Eine militärische Option verfehlt ihren Zweck und ist längst keine realistische Alternative mehr – so sie es denn je war.

Viertens: Das Potential der Beziehungen zwischen der EU und Iran ist endlich verfügbar. Ein Abkommen zwischen den E3+3 und Iran kann die gesamten politischen, wirtschaftlichen und kulturellen Beziehungen der EU sowie Deutschlands mit Iran auf eine angemessene Grundlage mit vielfältigen Kooperationsmöglichkeiten stellen. Iran ist weltweit der zweitgrößte Gas- und der viertgrößte Erdölproduzent, das Land verfügt über eine sehr gut ausgebildete Jugend und einen Markt von über 70 Millionen Menschen, deren jüngere Generation wie keine zweite in der Region offen ist für westliche Werte und Kultur. Eine Einigung im Atomstreit ist notwendig, damit Iran und die EU ihre Beziehungen auf das Niveau heben können, das dem vorhandenen Potential entspricht.

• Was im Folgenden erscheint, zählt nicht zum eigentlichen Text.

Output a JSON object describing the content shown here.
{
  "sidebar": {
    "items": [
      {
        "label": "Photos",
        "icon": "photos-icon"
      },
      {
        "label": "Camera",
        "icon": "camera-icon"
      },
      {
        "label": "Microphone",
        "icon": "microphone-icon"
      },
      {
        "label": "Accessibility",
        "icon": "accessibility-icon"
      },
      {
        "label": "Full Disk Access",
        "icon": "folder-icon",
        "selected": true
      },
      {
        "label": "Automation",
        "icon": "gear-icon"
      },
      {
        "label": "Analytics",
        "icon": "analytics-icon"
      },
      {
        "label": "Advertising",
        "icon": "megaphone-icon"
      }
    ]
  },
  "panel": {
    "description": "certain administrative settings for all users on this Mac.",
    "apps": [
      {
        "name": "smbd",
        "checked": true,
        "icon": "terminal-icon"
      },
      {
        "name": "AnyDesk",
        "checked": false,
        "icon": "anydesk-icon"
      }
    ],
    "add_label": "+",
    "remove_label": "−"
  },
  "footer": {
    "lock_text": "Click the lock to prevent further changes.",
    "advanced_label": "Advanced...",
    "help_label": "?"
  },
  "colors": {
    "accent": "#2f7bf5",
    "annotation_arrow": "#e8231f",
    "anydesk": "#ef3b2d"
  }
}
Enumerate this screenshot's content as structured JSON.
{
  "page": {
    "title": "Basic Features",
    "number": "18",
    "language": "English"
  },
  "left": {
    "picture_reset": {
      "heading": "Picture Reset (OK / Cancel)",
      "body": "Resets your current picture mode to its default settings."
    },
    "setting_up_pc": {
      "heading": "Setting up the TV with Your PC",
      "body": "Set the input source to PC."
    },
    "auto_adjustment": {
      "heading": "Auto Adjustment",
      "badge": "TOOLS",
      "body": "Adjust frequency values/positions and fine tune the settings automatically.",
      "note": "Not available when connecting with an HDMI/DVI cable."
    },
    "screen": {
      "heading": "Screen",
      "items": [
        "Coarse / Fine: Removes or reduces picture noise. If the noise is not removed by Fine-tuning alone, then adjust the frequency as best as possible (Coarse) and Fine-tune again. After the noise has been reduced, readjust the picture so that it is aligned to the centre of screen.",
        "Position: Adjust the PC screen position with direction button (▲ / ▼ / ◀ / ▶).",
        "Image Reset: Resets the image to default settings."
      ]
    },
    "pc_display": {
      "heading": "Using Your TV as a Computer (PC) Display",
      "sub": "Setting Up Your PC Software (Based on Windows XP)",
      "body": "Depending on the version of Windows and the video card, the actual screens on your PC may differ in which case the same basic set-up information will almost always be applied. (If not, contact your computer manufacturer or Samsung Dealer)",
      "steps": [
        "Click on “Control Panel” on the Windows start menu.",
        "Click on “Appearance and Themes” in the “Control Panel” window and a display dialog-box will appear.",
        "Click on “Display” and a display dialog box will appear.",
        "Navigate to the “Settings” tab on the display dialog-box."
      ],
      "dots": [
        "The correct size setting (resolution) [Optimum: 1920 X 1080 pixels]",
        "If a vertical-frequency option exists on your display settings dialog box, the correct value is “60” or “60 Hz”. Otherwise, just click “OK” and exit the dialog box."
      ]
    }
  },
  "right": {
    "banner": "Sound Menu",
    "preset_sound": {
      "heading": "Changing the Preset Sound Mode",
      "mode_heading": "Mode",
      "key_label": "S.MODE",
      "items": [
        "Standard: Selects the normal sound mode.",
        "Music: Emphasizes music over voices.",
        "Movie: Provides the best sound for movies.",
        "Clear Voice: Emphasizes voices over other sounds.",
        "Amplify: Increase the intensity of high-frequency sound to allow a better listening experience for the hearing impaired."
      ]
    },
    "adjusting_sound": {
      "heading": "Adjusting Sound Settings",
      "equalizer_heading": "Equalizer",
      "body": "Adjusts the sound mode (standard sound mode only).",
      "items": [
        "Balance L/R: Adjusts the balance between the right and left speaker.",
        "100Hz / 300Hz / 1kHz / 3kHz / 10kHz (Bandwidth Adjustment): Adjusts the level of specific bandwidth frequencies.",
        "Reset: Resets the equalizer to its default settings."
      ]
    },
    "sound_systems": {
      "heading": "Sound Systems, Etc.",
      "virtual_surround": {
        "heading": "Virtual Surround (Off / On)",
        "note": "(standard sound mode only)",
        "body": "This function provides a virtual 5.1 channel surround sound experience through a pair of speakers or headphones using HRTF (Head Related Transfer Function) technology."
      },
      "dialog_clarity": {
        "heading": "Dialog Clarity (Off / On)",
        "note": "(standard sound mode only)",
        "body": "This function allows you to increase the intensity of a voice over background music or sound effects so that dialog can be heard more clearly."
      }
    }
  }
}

Fünftens: Der Iran als neuer regionaler Partner. Mit einer dauerhaften Regelung des Atomstreits kommt Iran für den Westen als (alter) neuer strategisch wichtiger Partner in der Region in Frage. Bereits jetzt bestehen außenpolitisch in der Region teils deckungsgleiche Interessen und auch mit Blick auf die in Iran – auch während der Islamischen Republik weiter bestehenden – von westlicher Philosophie, Geschichte und Kultur mitgeprägte Lehr- und Intellektuellentradition wird deutlich, dass den Westen und Iran weniger trennt als gemeinhin angenommen.

Bestehende politische Differenzen – etwa in Bezug auf Israel – werden damit nicht klein geredet. Aber der Iran steht dem Westen in vielerlei Hinsicht näher als manch anderes aktuelles Partnerland auf der arabischen Halbinsel.

Bestehende politische Differenzen – etwa in Bezug auf Israel – werden damit nicht klein geredet. Aber der Iran steht dem Westen in vielerlei Hinsicht näher als manch anderes aktuelles Partnerland auf der arabischen Halbinsel. Derer sind manche politisch wie religiös weitaus konservativer geprägt als Iran und betreiben eine durchaus fragwürdige Außenpolitik, etwa mit Blick auf die Unterstützung radikaler, teils Al Qaida nahe stehender Gruppierungen in der Region.

Ein Abkommen im Atomstreit kann die politischen Parameter in der gesamten Region für den Westen und Iran positiv verändern. Eine pragmatisch und konziliant agierende Islamische Republik, deren Nuklearprogramm unter strenger internationaler Kontrolle steht, kann eine positive Entwicklung für die gesamte Region mit sich bringen. Die Chance hierfür ist jetzt greifbar wie selten zuvor!